A agricultora Marcelânia Machado da Silva, 20 anos, do Sítio Serra Alta, falou sobre como a apicultura a ensinou sobre a importância da diversidade de culturas na propriedade, que para ela se complementam: “Não tem como plantar só uma coisa só, não tem como eu ter só abelha, porque as abelhas precisam das plantas, eu não posso colocar uma colmeia de abelha no meio do nada, pois sem água e sem comida elas vão embora. Então eu já deixo ali a água, as plantas com as flores para que elas fiquem. Eu tenho que pensar que a diversidade ajuda no sustento, o que a gente planta já serve para gente e para os nossos animais. Onde eu vivo é um pouco frio, as pessoas vão lá e às vezes dizem, aqui não tem nada, mas tem, eles é que não sabem enxergar, porque o que eles veem é um bar, um restaurante, um shopping, para quê eu tenho que morar perto disso? Essas coisas quando eu quero eu encontro, prefiro estar lá, respirando o meu ar puro, criando e plantando as minhas coisas”.

Luã Félix Pereira, 24 anos, do Sítio Maracajá, lembrou ainda que a solidariedade é uma característica marcante da agricultura familiar: “É uma agricultura voltada para a alimentação da família. Acho muito bonita a agricultura familiar porque é uma coisa de vivência, eu hoje arranco o meu feijão, amanhã eu ajudo a arrancar o seu, a gente se ajuda, trabalhamos para o nosso sustento. Não vai plantar porquê? Ah, porque eu não tenho semente. Toma aqui, eu te dou, depois você me dá. A gente se ajuda”.

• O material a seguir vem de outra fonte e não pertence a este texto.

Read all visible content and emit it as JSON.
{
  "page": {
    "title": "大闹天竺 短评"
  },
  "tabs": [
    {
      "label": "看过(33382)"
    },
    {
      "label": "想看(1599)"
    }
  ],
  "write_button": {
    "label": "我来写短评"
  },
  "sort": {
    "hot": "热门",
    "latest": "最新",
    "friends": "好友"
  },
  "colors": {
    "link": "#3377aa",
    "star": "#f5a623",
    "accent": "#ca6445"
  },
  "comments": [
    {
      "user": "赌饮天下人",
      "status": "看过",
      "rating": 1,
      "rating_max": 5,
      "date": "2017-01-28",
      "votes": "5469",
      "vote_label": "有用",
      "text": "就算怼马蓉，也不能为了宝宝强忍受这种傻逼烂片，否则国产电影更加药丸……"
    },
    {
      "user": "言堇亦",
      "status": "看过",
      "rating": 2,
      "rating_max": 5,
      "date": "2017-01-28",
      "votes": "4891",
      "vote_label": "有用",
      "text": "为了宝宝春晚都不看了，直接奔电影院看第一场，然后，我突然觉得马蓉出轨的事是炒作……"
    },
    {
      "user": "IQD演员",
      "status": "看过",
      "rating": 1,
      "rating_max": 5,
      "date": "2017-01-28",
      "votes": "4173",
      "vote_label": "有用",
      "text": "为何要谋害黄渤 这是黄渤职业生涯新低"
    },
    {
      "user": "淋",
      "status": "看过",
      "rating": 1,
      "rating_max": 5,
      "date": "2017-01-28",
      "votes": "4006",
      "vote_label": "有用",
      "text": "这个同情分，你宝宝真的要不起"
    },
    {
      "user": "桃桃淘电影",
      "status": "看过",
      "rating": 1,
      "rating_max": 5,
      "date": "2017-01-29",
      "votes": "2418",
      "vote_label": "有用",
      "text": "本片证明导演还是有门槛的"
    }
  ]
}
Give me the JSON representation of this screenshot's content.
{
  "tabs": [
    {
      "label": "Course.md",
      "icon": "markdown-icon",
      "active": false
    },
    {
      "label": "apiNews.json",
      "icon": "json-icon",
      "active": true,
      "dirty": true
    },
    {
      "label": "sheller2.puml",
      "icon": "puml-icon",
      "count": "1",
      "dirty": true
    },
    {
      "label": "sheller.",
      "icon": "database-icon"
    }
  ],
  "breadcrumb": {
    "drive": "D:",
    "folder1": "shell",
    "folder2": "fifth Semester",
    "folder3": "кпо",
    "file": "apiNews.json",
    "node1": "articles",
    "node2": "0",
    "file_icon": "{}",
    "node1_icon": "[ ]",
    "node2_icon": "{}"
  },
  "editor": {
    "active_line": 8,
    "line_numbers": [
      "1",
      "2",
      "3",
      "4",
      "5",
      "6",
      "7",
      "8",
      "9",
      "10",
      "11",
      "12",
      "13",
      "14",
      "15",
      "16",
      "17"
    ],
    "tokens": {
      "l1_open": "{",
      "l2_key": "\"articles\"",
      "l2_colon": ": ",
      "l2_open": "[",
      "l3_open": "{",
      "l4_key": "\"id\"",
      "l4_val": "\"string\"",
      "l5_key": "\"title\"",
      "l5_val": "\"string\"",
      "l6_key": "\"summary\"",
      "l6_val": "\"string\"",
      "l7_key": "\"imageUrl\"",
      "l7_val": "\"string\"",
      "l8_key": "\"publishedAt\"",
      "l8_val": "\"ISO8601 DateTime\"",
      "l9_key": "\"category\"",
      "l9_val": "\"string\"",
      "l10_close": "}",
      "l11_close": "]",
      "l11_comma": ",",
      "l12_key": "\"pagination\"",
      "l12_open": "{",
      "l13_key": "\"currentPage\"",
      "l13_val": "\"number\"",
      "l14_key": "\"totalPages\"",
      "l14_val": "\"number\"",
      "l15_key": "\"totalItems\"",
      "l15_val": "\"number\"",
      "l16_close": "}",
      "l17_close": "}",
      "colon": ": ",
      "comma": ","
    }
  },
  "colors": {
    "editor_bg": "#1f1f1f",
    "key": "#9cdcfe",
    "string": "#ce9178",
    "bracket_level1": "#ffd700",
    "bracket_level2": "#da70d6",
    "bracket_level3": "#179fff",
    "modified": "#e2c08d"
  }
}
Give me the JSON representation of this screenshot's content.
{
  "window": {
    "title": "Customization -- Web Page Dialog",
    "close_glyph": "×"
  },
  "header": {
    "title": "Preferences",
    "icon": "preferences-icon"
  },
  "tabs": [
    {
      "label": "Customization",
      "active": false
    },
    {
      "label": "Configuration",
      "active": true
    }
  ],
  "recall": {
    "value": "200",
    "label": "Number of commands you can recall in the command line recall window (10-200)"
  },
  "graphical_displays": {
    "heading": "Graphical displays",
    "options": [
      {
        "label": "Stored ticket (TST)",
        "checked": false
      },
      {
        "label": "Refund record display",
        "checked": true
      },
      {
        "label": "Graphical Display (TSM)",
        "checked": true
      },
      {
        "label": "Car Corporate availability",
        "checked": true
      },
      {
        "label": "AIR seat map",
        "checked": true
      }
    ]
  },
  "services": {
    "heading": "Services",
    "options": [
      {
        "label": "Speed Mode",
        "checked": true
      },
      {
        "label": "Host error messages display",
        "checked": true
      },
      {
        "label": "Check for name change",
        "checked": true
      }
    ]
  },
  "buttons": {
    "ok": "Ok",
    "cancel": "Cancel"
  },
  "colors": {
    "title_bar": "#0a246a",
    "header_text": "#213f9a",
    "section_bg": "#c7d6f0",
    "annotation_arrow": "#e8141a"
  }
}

As falas surgiram após o trabalho em grupo, onde os jovens das várias comunidades se misturaram e se dividiram em quatro grupos para compartilhar e trocar experiências. “A gente tem um mito de que a agricultura familiar não é um espaço para a juventude e que ela produz apenas milho e feijão. A fala de vocês aqui hoje desmente essa afirmação. Vocês trazem na fala de vocês um outro significado, o que vocês trouxeram é resultado do trabalho de agricultores e agricultoras. É possível produzir uma diversidade de alimento que pode lhe uma alimentação de qualidade e ainda renda, com a venda do excedente”, afirmou Severino dos Santos Terto, assessor técnico do Núcleo de Infância e Juventude da AS-PTA.

jovens queimadasO período da tarde foi dedicado a tratar das ameaças ao projeto de convivência com o Semiárido que se opõe ao do agronegócio. Grupos de cochicho se formaram para debater a respeito da seguinte questão: “Quais são as ameaças para o fortalecimento da juventude camponesa e da agricultura familiar?”. Em pequenos grupos, os jovens presentes listaram como ameaças: o êxodo rural, os transgênicos e agrotóxicos, a figura do atravessador, o desmatamento, a monocultura, a escassez de água, falta de políticas públicas para a juventude rural e a violência no campo entre outras.

Após a socialização entre os grupos, foi feita uma explanação sobre o contexto atual das ameaças ao modelo agroecológico e aberto um espaço para debate e um momento para falar sobre a Festa Estadual das Sementes da Paixão, que será realizada entre os dias 14 e 16 de outubro pela Articulação do Semiárido da Paraíba (ASA PB), rede da qual Polo e AS-PTA fazem parte. Foram listados alguns nomes da juventude para representar o município no evento. Além disso, foram listadas propostas para o enfrentamento às questões levantadas. O encontro foi encerrado com uma grande troca de produtos, alimentos e sementes trazidos pelos jovens de suas propriedades.

O ciclo de encontros é uma ação do “Projeto Sementes do Saber”, desenvolvido pela AS-PTA em parceria com o Polo da Borborema, que pretende apoiar a inserção produtiva e econômica de jovens rurais. O Sementes do Saber, tem o apoio do Comitê Católico Contra a Fome e a favor do Desenvolvimento (CCFD) e da ActionAid e é cofinanciado pela União Europeia.